Reconstructing the hierarchy requires specific pointer logic:

  1. Forums:
    • Read message_backup/{forum_id}/messages.json.
    • Each message in this file is a Thread_starter_message.
    • The messageID of the starter message is usually the same as the thread_id.
    • To load the full thread, open message_backup/{forum_id}/{thread_id}/thread_messages.json.
  2. Regular Threads:
    • Discoverable via the parentID field in any message or by scanning for thread_messages.json inside channel directories.
    • Match the thread.id in a ThreadStarter message to the respective subdirectory.

8. Discord.py Model Hydration Guide

If you are building a discord.py API-compatible wrapper to read these backups directly into familiar Discord objects, here is the explicit property mapping from the schema to the standard discord.py object attributes.

8.1 Base Server (Guild)

File: server_profile/profile.json & server_profile/roles.json & server_profile/structure.json

  • discord.Guild:
    • id: Cast id (str) to int.
    • name: Mapped directly from name.
    • icon / banner: Represented as discord.Asset objects. Use the local file paths from icon / banner as the asset URL/filepath.
    • roles: Hydrated from server_profile/roles.json.
    • channels / categories: Hydrated from server_profile/structure.json.

8.2 Roles (discord.Role)

File: server_profile/roles.json

  • id: Cast id to int.
  • name: Mapped directly.
  • color: Parse the hex string to discord.Color(value).
  • position: Mapped directly.
  • permissions: Initialize discord.Permissions(value=int(permissions)).
  • hoist: Mapped directly to boolean.
  • mentionable: Mapped directly to boolean.

8.3 Users & Members (discord.Member / discord.User)

File: message_backup/users/user_info.json

  • id: Cast userID to int.
  • name: Mapped from username.
  • display_name: Mapped from userNickname.
  • bot: Mapped from userIsBot.
  • color: Parse userColor string to discord.Color.
  • roles: List of hydrated discord.Role objects via matching ids from the userRoles array.
  • avatar: Mocked discord.Asset using the userAvatar local path.

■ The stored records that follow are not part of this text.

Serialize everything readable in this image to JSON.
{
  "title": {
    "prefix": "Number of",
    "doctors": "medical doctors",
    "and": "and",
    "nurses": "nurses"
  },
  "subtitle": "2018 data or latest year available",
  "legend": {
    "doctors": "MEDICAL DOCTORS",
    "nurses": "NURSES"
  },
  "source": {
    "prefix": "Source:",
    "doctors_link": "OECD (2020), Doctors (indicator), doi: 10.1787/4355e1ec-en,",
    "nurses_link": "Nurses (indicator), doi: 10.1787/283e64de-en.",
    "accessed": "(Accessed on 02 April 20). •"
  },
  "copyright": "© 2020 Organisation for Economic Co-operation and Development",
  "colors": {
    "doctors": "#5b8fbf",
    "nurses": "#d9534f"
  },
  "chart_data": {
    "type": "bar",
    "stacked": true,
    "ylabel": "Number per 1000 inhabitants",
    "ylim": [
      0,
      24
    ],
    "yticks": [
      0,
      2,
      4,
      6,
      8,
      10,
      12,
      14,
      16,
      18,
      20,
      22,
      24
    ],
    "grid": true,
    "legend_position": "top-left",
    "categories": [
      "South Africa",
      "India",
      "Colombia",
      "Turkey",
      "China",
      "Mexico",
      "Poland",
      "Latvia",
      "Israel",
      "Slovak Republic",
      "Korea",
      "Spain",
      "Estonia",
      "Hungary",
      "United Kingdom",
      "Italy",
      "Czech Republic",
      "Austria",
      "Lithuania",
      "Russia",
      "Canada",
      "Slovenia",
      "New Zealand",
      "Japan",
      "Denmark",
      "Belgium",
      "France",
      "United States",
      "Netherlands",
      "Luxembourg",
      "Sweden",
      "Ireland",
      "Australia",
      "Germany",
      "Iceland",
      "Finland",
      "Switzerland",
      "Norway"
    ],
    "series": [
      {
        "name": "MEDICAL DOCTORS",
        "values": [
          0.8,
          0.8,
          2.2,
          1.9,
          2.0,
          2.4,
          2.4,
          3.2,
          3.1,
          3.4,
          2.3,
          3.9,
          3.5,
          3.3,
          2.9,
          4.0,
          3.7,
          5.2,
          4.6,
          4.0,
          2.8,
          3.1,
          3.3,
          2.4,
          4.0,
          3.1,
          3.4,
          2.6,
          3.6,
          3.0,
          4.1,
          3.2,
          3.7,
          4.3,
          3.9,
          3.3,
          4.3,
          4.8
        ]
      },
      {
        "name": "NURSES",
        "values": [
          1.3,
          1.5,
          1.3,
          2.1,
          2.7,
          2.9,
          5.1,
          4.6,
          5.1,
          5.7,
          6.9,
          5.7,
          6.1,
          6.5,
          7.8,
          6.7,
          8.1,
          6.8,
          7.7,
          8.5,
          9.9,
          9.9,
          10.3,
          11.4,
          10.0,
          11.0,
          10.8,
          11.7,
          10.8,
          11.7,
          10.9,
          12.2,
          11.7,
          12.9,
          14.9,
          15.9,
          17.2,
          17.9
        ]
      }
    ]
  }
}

8.4 Channels (discord.TextChannel, discord.CategoryChannel, discord.ForumChannel)

File: server_profile/structure.json

  • Iterate over the top-level array (Categories):
    • discord.CategoryChannel:
      • id: Cast id to int.
      • name: Mapped directly.
      • position: Mapped directly.
  • Iterate over the nested channels array:
    • discord.abc.GuildChannel classes:
      • id: Cast id to int.
      • name: Mapped directly.
      • position: Mapped directly.
      • type: Match the type string back to the discord.ChannelType enum.
      • category_id: Inherited from the parent category block.
      • topic: Mapped directly (if applicable).
      • nsfw: Mapped directly to boolean.

8.5 Messages (discord.Message)

File: message_backup/{channel_id}/messages.json (Iterating the messages array)

  • id: Cast messageID to int.
  • type: Map the string type (e.g., "Default", "Reply") to discord.MessageType.
  • created_at: Parse timestamp (ISO-8601 string) into a timezone-aware datetime object.
  • pinned: Mapped from isPinned.
  • content: Mapped from content.
  • author: Resolve the userID against the loaded discord.Member mocks.
  • embeds: Instantiate using discord.Embed.from_dict(embed_dict) directly on the elements of the embeds array.
  • Reference (Replies):
    • If reference exists, hydrate a discord.MessageReference.
    • message_id: Cast reference.messageId to int.
    • channel_id: Cast reference.channelId to int.

8.6 Attachments (discord.Attachment)

Nested within Message objects.

  • id: Cast id to int.
  • filename: Mapped from fileName.
  • size: Mapped from fileSizeBytes.
  • url / proxy_url: Point to the local relative path ({channel_id}/attachments/{resolved_filename}).

8.7 Reactions (discord.Reaction & discord.PartialEmoji)

Nested within Message objects.

  • count: Mapped from count.
  • emoji: Iterate the emoji string. If custom (contains a :), split it to mock a discord.PartialEmoji(name=..., id=...). Otherwise, mock standard unicode strings.